Severn Falls sees the first inukshuk peering down from the staggering height of a giant torn apart by progress. It is one of many that will mark the miles that lie between it and our final destination. In Inuit inukshuk means “in the image of man”. The native peoples of the north have long used the inukshuk to provide guidance, hope and leadership on the frozen tundra. Traditionally the shape of each inukshuk could communicate a host of geographical information that would show a road through the wilderness. The inukshuks that line the road bear only a passing resemblance to those authentic forms. They’re more of a travel tradition for people passing through.
Years lost, back in my childhood, there are memories of these small men lining the cliffs arched against the sky welcoming us into the near north. They are formed from the little brothers of the heights they rest upon. Every year the ones that have fallen are built up again and their numbers are increased by the hands of those who have traveled before us. They call a silent greeting wishing safe passage and a remembrance of paths already walked. The most impressive can be seen perched high upon seemingly impassible ledges with no visible sign of access.

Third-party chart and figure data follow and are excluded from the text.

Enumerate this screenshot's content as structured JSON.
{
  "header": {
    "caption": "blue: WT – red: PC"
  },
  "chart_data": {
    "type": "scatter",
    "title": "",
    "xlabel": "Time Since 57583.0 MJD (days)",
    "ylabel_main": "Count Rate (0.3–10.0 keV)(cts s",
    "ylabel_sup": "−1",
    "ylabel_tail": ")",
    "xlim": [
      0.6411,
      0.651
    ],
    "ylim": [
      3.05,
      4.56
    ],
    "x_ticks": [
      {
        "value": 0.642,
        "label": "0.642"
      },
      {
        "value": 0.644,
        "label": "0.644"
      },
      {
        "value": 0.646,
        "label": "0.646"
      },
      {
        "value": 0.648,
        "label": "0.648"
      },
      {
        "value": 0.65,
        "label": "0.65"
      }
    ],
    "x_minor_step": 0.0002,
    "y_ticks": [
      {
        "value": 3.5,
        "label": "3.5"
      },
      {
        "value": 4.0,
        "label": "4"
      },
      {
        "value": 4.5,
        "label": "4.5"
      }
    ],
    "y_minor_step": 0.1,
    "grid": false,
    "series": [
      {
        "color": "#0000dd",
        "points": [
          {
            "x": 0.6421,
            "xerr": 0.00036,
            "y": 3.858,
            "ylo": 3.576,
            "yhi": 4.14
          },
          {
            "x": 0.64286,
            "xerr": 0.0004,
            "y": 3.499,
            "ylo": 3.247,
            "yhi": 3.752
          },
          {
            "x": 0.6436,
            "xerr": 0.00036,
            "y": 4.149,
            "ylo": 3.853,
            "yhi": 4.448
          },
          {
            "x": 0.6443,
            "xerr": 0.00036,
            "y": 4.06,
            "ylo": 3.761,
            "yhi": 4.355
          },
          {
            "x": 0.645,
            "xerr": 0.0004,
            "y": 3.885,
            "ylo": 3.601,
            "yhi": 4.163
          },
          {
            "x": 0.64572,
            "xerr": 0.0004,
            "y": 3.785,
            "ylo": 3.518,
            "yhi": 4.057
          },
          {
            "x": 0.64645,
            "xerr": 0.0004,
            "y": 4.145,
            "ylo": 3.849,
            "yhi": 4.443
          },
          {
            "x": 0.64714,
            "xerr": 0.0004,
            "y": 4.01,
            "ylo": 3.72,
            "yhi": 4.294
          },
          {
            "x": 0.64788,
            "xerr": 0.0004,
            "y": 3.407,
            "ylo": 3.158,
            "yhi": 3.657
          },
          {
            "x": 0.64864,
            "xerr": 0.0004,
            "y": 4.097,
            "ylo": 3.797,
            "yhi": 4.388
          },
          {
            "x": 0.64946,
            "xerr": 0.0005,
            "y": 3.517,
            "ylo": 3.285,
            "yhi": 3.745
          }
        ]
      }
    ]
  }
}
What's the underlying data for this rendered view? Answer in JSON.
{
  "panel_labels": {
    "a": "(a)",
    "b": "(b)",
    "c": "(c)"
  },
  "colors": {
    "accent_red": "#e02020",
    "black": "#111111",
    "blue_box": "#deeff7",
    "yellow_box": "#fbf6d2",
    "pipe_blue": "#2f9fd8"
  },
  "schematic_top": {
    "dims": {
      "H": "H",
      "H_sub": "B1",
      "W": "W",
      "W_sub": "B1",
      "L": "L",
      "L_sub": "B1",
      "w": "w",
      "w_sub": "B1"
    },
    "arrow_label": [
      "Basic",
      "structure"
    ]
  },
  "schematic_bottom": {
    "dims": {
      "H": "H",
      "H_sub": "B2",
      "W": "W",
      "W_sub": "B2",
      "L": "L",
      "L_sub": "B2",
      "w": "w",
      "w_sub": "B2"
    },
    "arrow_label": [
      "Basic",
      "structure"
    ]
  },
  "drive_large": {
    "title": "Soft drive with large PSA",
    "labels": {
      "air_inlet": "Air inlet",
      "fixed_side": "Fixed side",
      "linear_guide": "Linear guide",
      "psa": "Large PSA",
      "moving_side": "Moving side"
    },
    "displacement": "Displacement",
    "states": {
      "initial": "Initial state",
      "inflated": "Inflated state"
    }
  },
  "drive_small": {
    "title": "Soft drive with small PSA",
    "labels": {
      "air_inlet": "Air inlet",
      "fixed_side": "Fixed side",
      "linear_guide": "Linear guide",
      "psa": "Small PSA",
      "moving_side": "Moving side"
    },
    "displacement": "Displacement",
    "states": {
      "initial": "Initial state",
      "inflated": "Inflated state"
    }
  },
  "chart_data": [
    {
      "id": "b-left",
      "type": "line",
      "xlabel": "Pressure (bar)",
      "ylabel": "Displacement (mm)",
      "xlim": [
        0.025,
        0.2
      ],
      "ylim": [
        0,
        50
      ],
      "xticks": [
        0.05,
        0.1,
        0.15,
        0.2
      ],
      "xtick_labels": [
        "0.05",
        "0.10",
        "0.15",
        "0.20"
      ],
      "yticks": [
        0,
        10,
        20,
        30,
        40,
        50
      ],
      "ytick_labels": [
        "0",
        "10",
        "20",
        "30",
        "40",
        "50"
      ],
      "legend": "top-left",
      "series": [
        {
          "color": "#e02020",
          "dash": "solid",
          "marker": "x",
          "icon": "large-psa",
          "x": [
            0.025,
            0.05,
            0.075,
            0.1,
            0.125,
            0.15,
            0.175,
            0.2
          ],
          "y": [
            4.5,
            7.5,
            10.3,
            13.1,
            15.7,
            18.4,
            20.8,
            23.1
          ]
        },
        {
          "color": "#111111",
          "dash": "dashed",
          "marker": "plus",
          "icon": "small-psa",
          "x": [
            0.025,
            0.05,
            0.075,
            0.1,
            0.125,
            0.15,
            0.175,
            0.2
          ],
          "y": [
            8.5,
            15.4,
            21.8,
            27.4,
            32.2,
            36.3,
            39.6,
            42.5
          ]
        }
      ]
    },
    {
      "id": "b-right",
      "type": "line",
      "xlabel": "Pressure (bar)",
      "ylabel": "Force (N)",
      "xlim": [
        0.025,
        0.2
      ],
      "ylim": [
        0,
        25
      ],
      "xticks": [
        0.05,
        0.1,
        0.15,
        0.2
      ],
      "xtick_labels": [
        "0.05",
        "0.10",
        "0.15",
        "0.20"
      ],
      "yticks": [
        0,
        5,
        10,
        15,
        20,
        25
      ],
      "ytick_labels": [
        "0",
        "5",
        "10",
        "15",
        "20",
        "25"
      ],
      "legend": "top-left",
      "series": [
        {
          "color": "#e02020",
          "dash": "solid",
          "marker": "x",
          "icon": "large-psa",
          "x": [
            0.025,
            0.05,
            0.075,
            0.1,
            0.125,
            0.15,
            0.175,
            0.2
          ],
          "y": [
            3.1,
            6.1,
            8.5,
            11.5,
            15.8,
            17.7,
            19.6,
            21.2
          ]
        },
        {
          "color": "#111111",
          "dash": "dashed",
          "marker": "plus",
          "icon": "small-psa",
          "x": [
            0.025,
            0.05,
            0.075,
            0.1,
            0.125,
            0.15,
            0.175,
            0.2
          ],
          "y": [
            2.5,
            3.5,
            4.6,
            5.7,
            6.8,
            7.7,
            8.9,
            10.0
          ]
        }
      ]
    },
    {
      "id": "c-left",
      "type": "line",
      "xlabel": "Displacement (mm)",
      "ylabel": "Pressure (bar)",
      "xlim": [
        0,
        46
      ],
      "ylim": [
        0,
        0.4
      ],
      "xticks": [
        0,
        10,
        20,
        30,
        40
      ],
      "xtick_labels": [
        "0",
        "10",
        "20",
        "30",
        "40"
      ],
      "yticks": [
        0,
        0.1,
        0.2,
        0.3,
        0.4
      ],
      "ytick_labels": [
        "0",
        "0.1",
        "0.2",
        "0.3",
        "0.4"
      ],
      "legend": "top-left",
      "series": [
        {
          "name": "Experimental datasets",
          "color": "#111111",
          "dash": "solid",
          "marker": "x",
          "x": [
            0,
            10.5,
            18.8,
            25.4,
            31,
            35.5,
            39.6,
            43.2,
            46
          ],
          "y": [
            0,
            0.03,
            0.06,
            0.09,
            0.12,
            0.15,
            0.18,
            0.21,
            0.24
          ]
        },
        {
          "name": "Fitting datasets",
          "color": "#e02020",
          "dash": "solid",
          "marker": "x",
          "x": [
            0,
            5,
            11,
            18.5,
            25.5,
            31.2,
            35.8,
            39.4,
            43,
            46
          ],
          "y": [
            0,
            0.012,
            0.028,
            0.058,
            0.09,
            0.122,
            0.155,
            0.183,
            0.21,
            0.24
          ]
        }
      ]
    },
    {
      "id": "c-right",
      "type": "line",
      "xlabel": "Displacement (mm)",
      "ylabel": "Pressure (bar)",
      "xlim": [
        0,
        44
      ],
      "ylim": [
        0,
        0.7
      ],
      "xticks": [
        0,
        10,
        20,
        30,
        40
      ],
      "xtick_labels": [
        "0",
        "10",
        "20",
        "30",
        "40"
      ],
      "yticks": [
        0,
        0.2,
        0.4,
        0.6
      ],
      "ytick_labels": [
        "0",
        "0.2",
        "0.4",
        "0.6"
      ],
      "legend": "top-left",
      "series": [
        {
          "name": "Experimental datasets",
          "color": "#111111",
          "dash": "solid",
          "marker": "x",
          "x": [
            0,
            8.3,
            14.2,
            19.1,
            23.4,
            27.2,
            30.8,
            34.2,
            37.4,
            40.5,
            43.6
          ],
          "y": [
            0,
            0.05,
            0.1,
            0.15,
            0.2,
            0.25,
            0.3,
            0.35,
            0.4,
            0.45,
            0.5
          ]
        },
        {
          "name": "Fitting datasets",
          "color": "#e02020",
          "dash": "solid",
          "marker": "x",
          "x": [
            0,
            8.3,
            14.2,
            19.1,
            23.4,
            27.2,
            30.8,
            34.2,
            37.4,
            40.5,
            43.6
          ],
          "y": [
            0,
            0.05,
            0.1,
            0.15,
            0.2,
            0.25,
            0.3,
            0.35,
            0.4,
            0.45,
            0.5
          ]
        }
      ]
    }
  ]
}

The highway narrows from four lanes to two and then finally one. A black bear, wise to the Tao of the asphalt, waits at the side of the road and crosses after we pass. The language of the road becomes divided as we near our destination. “Rue” and “chemin” replace “street” and “road” on the signs that mark dirt and gravel lanes branching off to the left and right. The largely French population is descended from the original French settlers who made their way here in the mid 17th century. Here, like most small rural communities, God is nothing to be ashamed of and churches abound. Each cemetery is marked by a large white wooden cross that towers above marble monuments lovingly maintained and festooned with wreaths and vases of flowers. The Virgin Mary gazes out from niches on lonely farmhouse lawns and ornate wrought iron crosses grace the roadsides marking the loss of loved ones to the white line horror.
The radio only plays oldies stations now. The smell of jack pines fills the air. Great expanses of shining black water ringed by reeds and juniper peek through the white birch and aspen. The crunch of gravel fades into dirt as we pass the Langstroth hives heavy with honey. Finally I can see the waters of the Nipissing. The surface mirrors the haze of the dying sun through racing clouds.
The day is gasping its last breath and darkness slowly creeps below the pines. Deep in the woods there is a swelling that rises up out of the earth cresting the still surface of the rich soil and moss. The bones of the earth are laid bare. Speckled with lichen, scrub and rusty pine needles, a grey pink smooth mound lolls on the surface. A huge whale’s belly round, soft and hard, naked and exposed, it is still warm from the heat of the day. I lay in the embrace of those granite bones while the cries of crows echo under the restless sky.